Burjuva-demokratik devrimde işçilerin ve köylülerin ittifakı işte böyle
kuruldu. İşte Çarlığın devrilmesi için ortak mücadelede proletaryanın
hegemonyası (önder rolü), 1917 yılının Şubat Devrimi'ne yol a-çan
hegemonyası böyle kuruldu.
Batı'daki burjuva devrimleri
(İngiltere, Fransa, Almanya, Avusturya), bilindiği gibi, başka bir yolu
izledi. Orada devrimde hegemonya, zayıflığından ötürü bağımsız bir
siyasi güç oluşturmayan ve oluşturamayacak da olan proletaryada değil,
tam tersine liberal burjuvazideydi. Orada köylülük, feodal düzenden
kurtuluşu, sayıca güçsüz ve örgütlenmemiş olan proletaryanın elinden
değil, tam tersine burjuvazinin elinden elde etti. Orada köylülük
liberal burjuvaziyle ortaklaşa, eski düzene karşı yürüdü. Orada
köylülük, burjuvazinin bir yedek gücünü oluşturdu. Orada dolayısıyla
devrim, burjuvazinin siyasi ağırlığının muazzam bir şekilde güçlenmesine
yol açtı.
Rusya'da ise burjuva devrim tamamıyla taban tabana
zıt sonuçlar verdi. Rusya'da devrim, bir siyasi güç olarak burjuvazinin
güçlenmesine değil, tam tersine zayıflamasına, onun siyasi yedek
güçlerinin artmasına değil, tam tersine, onun temel gücünün
yitirilmesine, köylülüğün yitirilmesine yol açtı. Rusya'daki burjuva
devrim, liberal burjuvaziyi değil, tam tersine, çevresinde milyonlarca
köylü kitlesini birleştiren devrimci proletaryayı önplana çıkardı.

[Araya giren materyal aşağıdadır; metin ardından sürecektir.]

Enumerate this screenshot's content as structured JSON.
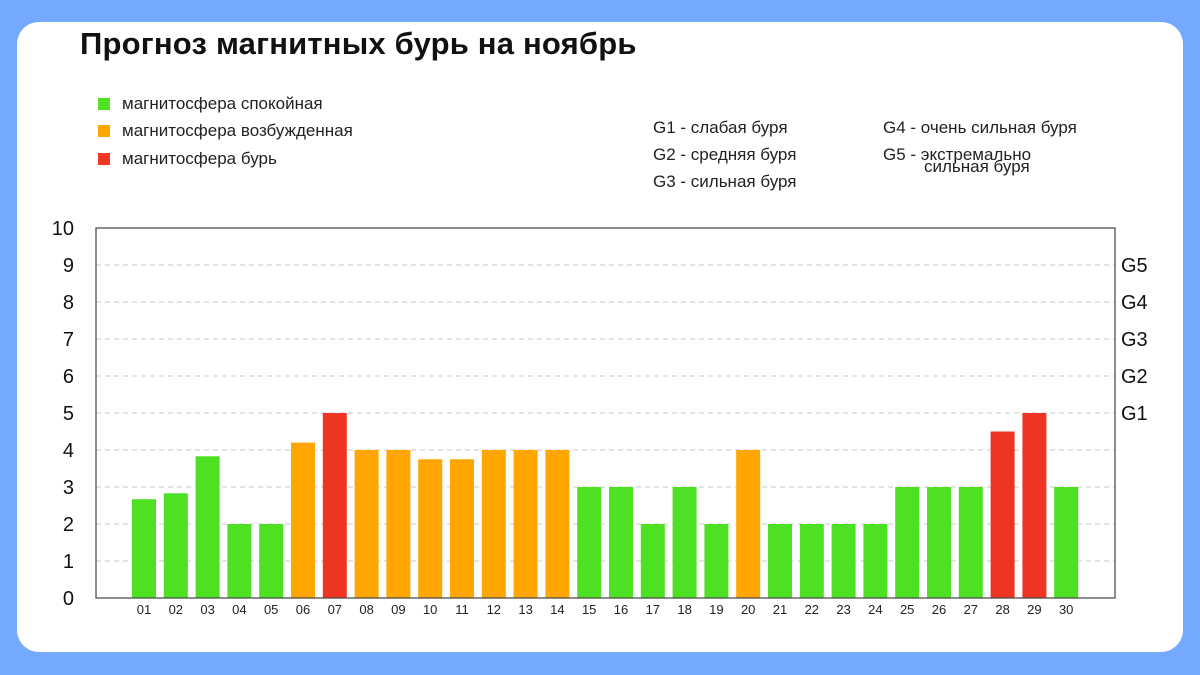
{
  "title": "Прогноз магнитных бурь на ноябрь",
  "legend": [
    {
      "label": "магнитосфера спокойная",
      "color": "#4ee023"
    },
    {
      "label": "магнитосфера возбужденная",
      "color": "#ffa600"
    },
    {
      "label": "магнитосфера бурь",
      "color": "#ee3524"
    }
  ],
  "g_levels_legend": {
    "col1": [
      "G1 - слабая буря",
      "G2 - средняя буря",
      "G3 - сильная буря"
    ],
    "col2_line1": "G4 - очень сильная буря",
    "col2_line2": "G5 - экстремально",
    "col2_line3": "сильная буря"
  },
  "chart_data": {
    "type": "bar",
    "categories": [
      "01",
      "02",
      "03",
      "04",
      "05",
      "06",
      "07",
      "08",
      "09",
      "10",
      "11",
      "12",
      "13",
      "14",
      "15",
      "16",
      "17",
      "18",
      "19",
      "20",
      "21",
      "22",
      "23",
      "24",
      "25",
      "26",
      "27",
      "28",
      "29",
      "30"
    ],
    "values": [
      2.67,
      2.83,
      3.83,
      2,
      2,
      4.2,
      5,
      4,
      4,
      3.75,
      3.75,
      4,
      4,
      4,
      3,
      3,
      2,
      3,
      2,
      4,
      2,
      2,
      2,
      2,
      3,
      3,
      3,
      4.5,
      5,
      3
    ],
    "levels": [
      "calm",
      "calm",
      "calm",
      "calm",
      "calm",
      "excited",
      "storm",
      "excited",
      "excited",
      "excited",
      "excited",
      "excited",
      "excited",
      "excited",
      "calm",
      "calm",
      "calm",
      "calm",
      "calm",
      "excited",
      "calm",
      "calm",
      "calm",
      "calm",
      "calm",
      "calm",
      "calm",
      "storm",
      "storm",
      "calm"
    ],
    "level_colors": {
      "calm": "#4ee023",
      "excited": "#ffa600",
      "storm": "#ee3524"
    },
    "ylim": [
      0,
      10
    ],
    "yticks": [
      0,
      1,
      2,
      3,
      4,
      5,
      6,
      7,
      8,
      9,
      10
    ],
    "right_axis_labels": [
      {
        "label": "G1",
        "value": 5
      },
      {
        "label": "G2",
        "value": 6
      },
      {
        "label": "G3",
        "value": 7
      },
      {
        "label": "G4",
        "value": 8
      },
      {
        "label": "G5",
        "value": 9
      }
    ],
    "grid": true,
    "legend_position": "top-left"
  }
}
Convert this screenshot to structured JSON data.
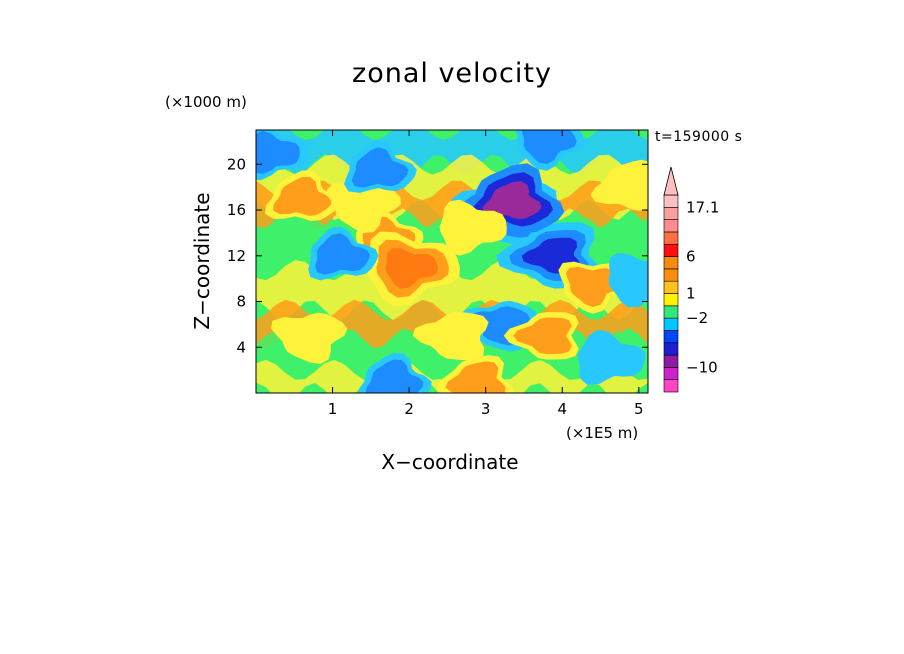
{
  "chart_data": {
    "type": "heatmap",
    "title": "zonal velocity",
    "xlabel": "X−coordinate",
    "ylabel": "Z−coordinate",
    "x_multiplier": "(×1E5 m)",
    "y_multiplier": "(×1000 m)",
    "time_label": "t=159000 s",
    "x_ticks": [
      "1",
      "2",
      "3",
      "4",
      "5"
    ],
    "y_ticks": [
      "4",
      "8",
      "12",
      "16",
      "20"
    ],
    "xlim": [
      0,
      5.12
    ],
    "ylim": [
      0,
      23
    ],
    "colorbar_labels": [
      "17.1",
      "6",
      "1",
      "−2",
      "−10"
    ],
    "colorbar_levels": [
      "#ff44c6",
      "#cc22cc",
      "#8f1aa6",
      "#1f1fd2",
      "#0046ff",
      "#00c8ff",
      "#32e878",
      "#fff200",
      "#ffc21a",
      "#ff8c10",
      "#f58c10",
      "#ff1010",
      "#ff7040",
      "#ff8c8c",
      "#f8a0a0",
      "#ffc0c0"
    ],
    "field_colors": {
      "strong_neg": "#1a2ad8",
      "neg": "#28c8ff",
      "weak_neg": "#3ef06a",
      "weak_pos": "#fff23a",
      "pos": "#ff9e1a",
      "strong_pos": "#ff7a10",
      "extreme_neg": "#9a2a9a"
    },
    "field_features": [
      {
        "x": 0.6,
        "z": 17,
        "sign": "pos",
        "level": 2
      },
      {
        "x": 1.7,
        "z": 13.5,
        "sign": "pos",
        "level": 2
      },
      {
        "x": 2.0,
        "z": 11,
        "sign": "pos",
        "level": 3
      },
      {
        "x": 1.4,
        "z": 16.5,
        "sign": "pos",
        "level": 1
      },
      {
        "x": 3.3,
        "z": 16,
        "sign": "neg",
        "level": 3
      },
      {
        "x": 3.9,
        "z": 12,
        "sign": "neg",
        "level": 3
      },
      {
        "x": 3.35,
        "z": 16.7,
        "sign": "neg",
        "level": 4
      },
      {
        "x": 1.1,
        "z": 12,
        "sign": "neg",
        "level": 2
      },
      {
        "x": 2.8,
        "z": 14.5,
        "sign": "pos",
        "level": 1
      },
      {
        "x": 4.4,
        "z": 9.5,
        "sign": "pos",
        "level": 2
      },
      {
        "x": 3.2,
        "z": 6,
        "sign": "neg",
        "level": 2
      },
      {
        "x": 3.8,
        "z": 5,
        "sign": "pos",
        "level": 2
      },
      {
        "x": 4.9,
        "z": 18,
        "sign": "pos",
        "level": 1
      },
      {
        "x": 1.6,
        "z": 19.5,
        "sign": "neg",
        "level": 2
      },
      {
        "x": 0.2,
        "z": 21,
        "sign": "neg",
        "level": 2
      },
      {
        "x": 3.8,
        "z": 22,
        "sign": "neg",
        "level": 2
      },
      {
        "x": 0.7,
        "z": 5,
        "sign": "pos",
        "level": 1
      },
      {
        "x": 2.6,
        "z": 5,
        "sign": "pos",
        "level": 1
      },
      {
        "x": 2.9,
        "z": 1,
        "sign": "pos",
        "level": 2
      },
      {
        "x": 1.8,
        "z": 1,
        "sign": "neg",
        "level": 2
      },
      {
        "x": 4.6,
        "z": 3,
        "sign": "neg",
        "level": 1
      },
      {
        "x": 5.0,
        "z": 10,
        "sign": "neg",
        "level": 1
      }
    ]
  }
}
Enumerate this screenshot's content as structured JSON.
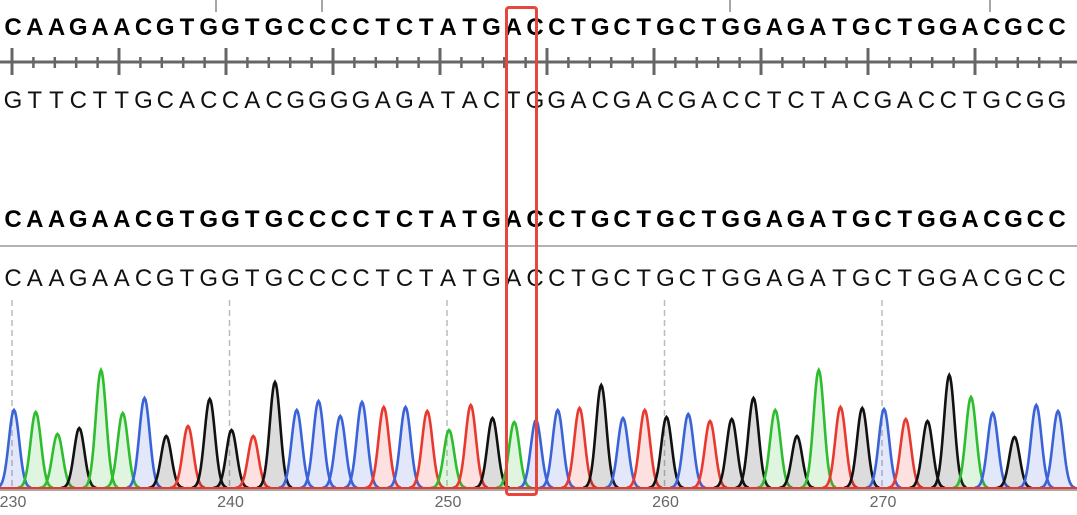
{
  "consensus_top": "CAAGAACGTGGTGCCCCTCTATGACCTGCTGCTGGAGATGCTGGACGCC",
  "complement": "GTTCTTGCACCACGGGGAGATACTGGACGACGACCTCTACGACCTGCGG",
  "consensus_bottom": "CAAGAACGTGGTGCCCCTCTATGACCTGCTGCTGGAGATGCTGGACGCC",
  "read_sequence": "CAAGAACGTGGTGCCCCTCTATGACCTGCTGCTGGAGATGCTGGACGCC",
  "start_position": 230,
  "position_labels": [
    "230",
    "240",
    "250",
    "260",
    "270"
  ],
  "selected_position": 253,
  "selected_base": "A",
  "base_colors": {
    "A": "#2ebd2e",
    "C": "#3b63d8",
    "G": "#111111",
    "T": "#e8392f"
  },
  "highlight_color": "#e8453c",
  "trace": {
    "peak_intensity": [
      78,
      76,
      54,
      60,
      118,
      75,
      90,
      52,
      62,
      89,
      58,
      52,
      106,
      78,
      87,
      72,
      86,
      81,
      81,
      77,
      58,
      83,
      70,
      66,
      68,
      78,
      80,
      103,
      70,
      78,
      71,
      74,
      67,
      69,
      90,
      78,
      52,
      118,
      81,
      80,
      79,
      69,
      67,
      113,
      91,
      75,
      51,
      83,
      77
    ]
  }
}
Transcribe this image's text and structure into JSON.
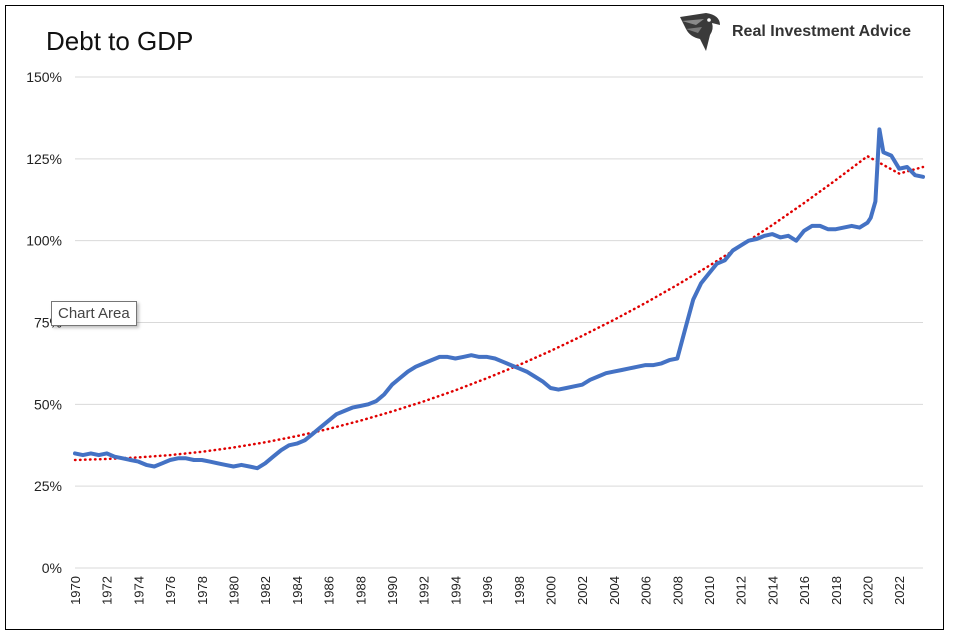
{
  "brand": {
    "name": "Real Investment Advice",
    "logo": "eagle-head-logo"
  },
  "tooltip": {
    "text": "Chart Area"
  },
  "chart_data": {
    "type": "line",
    "title": "Debt to GDP",
    "xlabel": "",
    "ylabel": "",
    "xlim": [
      1970,
      2023.5
    ],
    "ylim": [
      0,
      150
    ],
    "y_ticks": [
      "0%",
      "25%",
      "50%",
      "75%",
      "100%",
      "125%",
      "150%"
    ],
    "x_ticks": [
      "1970",
      "1972",
      "1974",
      "1976",
      "1978",
      "1980",
      "1982",
      "1984",
      "1986",
      "1988",
      "1990",
      "1992",
      "1994",
      "1996",
      "1998",
      "2000",
      "2002",
      "2004",
      "2006",
      "2008",
      "2010",
      "2012",
      "2014",
      "2016",
      "2018",
      "2020",
      "2022"
    ],
    "grid": true,
    "legend": "none",
    "colors": {
      "debt": "#4472C4",
      "trend": "#E00000",
      "grid": "#D9D9D9"
    },
    "series": [
      {
        "kind": "actual",
        "line": "solid",
        "x": [
          1970,
          1970.5,
          1971,
          1971.5,
          1972,
          1972.5,
          1973,
          1973.5,
          1974,
          1974.5,
          1975,
          1975.5,
          1976,
          1976.5,
          1977,
          1977.5,
          1978,
          1978.5,
          1979,
          1979.5,
          1980,
          1980.5,
          1981,
          1981.5,
          1982,
          1982.5,
          1983,
          1983.5,
          1984,
          1984.5,
          1985,
          1985.5,
          1986,
          1986.5,
          1987,
          1987.5,
          1988,
          1988.5,
          1989,
          1989.5,
          1990,
          1990.5,
          1991,
          1991.5,
          1992,
          1992.5,
          1993,
          1993.5,
          1994,
          1994.5,
          1995,
          1995.5,
          1996,
          1996.5,
          1997,
          1997.5,
          1998,
          1998.5,
          1999,
          1999.5,
          2000,
          2000.5,
          2001,
          2001.5,
          2002,
          2002.5,
          2003,
          2003.5,
          2004,
          2004.5,
          2005,
          2005.5,
          2006,
          2006.5,
          2007,
          2007.5,
          2008,
          2008.5,
          2009,
          2009.5,
          2010,
          2010.5,
          2011,
          2011.5,
          2012,
          2012.5,
          2013,
          2013.5,
          2014,
          2014.5,
          2015,
          2015.5,
          2016,
          2016.5,
          2017,
          2017.5,
          2018,
          2018.5,
          2019,
          2019.5,
          2020,
          2020.2,
          2020.5,
          2020.75,
          2021,
          2021.5,
          2022,
          2022.5,
          2023,
          2023.5
        ],
        "y": [
          35,
          34.5,
          35,
          34.5,
          35,
          34,
          33.5,
          33,
          32.5,
          31.5,
          31,
          32,
          33,
          33.5,
          33.5,
          33,
          33,
          32.5,
          32,
          31.5,
          31,
          31.5,
          31,
          30.5,
          32,
          34,
          36,
          37.5,
          38,
          39,
          41,
          43,
          45,
          47,
          48,
          49,
          49.5,
          50,
          51,
          53,
          56,
          58,
          60,
          61.5,
          62.5,
          63.5,
          64.5,
          64.5,
          64,
          64.5,
          65,
          64.5,
          64.5,
          64,
          63,
          62,
          61,
          60,
          58.5,
          57,
          55,
          54.5,
          55,
          55.5,
          56,
          57.5,
          58.5,
          59.5,
          60,
          60.5,
          61,
          61.5,
          62,
          62,
          62.5,
          63.5,
          64,
          73,
          82,
          87,
          90,
          93,
          94,
          97,
          98.5,
          100,
          100.5,
          101.5,
          102,
          101,
          101.5,
          100,
          103,
          104.5,
          104.5,
          103.5,
          103.5,
          104,
          104.5,
          104,
          105.5,
          107,
          112,
          134,
          127,
          126,
          122,
          122.5,
          120,
          119.5
        ]
      },
      {
        "kind": "trend",
        "line": "dotted",
        "x": [
          1970,
          1972,
          1974,
          1976,
          1978,
          1980,
          1982,
          1984,
          1986,
          1988,
          1990,
          1992,
          1994,
          1996,
          1998,
          2000,
          2002,
          2004,
          2006,
          2008,
          2010,
          2012,
          2014,
          2016,
          2018,
          2020,
          2022,
          2023.5
        ],
        "y": [
          33,
          33.3,
          33.8,
          34.5,
          35.5,
          36.8,
          38.4,
          40.3,
          42.5,
          45,
          47.8,
          50.9,
          54.3,
          58,
          62,
          66.3,
          70.9,
          75.8,
          81,
          86.5,
          92.3,
          98.4,
          104.8,
          111.5,
          118.5,
          125.8,
          120.5,
          122.5
        ]
      }
    ]
  }
}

Diğer şeylerin yanısıra, Rusya'daki burjuva devriminin nispeten kısa bir
zaman süresinde proletarya devrimine doğru gelişmesi olgusu da bundan
ileri gelir. Proletaryanın hegemonyası, proletarya diktatörlüğünün
embriyonu ve ona geçiş aşamasıydı.
Rus devrimindeki bu
kendine özgü görüngü, Batı'daki burjuva devrimlerinin tarihinde örneği
olmayan bu görüngü nasıl açıklanır? Bu kendine özgülük nereden gelir?
Bu, Rusya'daki burjuva devriminin, Batı'da olduğundan daha gelişmiş
sınıf mücadelesi koşullan altında gelişmesiyle açıklanır; Rus
proletaryasının bu dönemde halihazırda bağımsız bir siyasi güce
dönüşmüş olmasıyla, oysa proletaryanın devrimci ruhundan korkan
liberal burjuvazinin, devrimci ruhun her türlü izini bile yitirmesiyle
(özellikle 1905 yılının derslerinden sonra) ve artık Çar'la ve büyük
toprak sahipleriyle devrime karşı, işçilere ve köylülere karşı bir
ittifak rotası tutmasıyla açıklanır.
Rus burjuva
devriminin kendine özgülüğünü belirleyen şu hususlar göz önünde
bulundurulmalıdır:
a) Devrimin arifesinde, Rus sanayiinin eşi
görülmemiş ölçüde yoğunlaşması. Örneğin, Rusya'da bütün işçilerin
%54'ünün, 500'den fazla işçi çalıştıran işletmelerde çalıştığı, oysa
Kuzey Amerika gibi gelişmiş bir ülkede bütün işçilerin ancak %33'ünün
bu tip işletmelerde çalıştığı bilinir. Bolşevik Partisi gibi devrimci
bir partinin varlığı ile birlikte tek başına bu durumun bile, Rusya
işçi sınıfını ülkenin siyasal hayatında muazzam bir güç haline
getirdiğini ayrıca tanıtlamaya gerek yoktur.
b)
İşletmelerdeki sömürünün korkunç biçimleri ile Çar'ın ücretli
katillerinin dayanılmaz polis rejiminin birleşmesi; bu durum, işçilerin
her ciddi grevini oldukça önemli bir siyasi eyleme dönüştürüp, işçi
sınıfını çelikleştirip, sonuna kadar devrimci bir güç haline
getiriyordu.
c) 1905 Devriminden sonra Çarlığa uşaklığa ve
doğrudan karşıdevrime dönüşen Rus burjuvazisinin siyasi gevşekliği; bu
olgu yalnızca Rus burjuva/isini Çarlığın kollarına atan Rusya
proletaryasının devrimci ruhuyla değil, ayrıca aynı zamanda bu
burjuvazinin hükümet ihalelerine doğrudan bağımlılığı ile de açıklanır.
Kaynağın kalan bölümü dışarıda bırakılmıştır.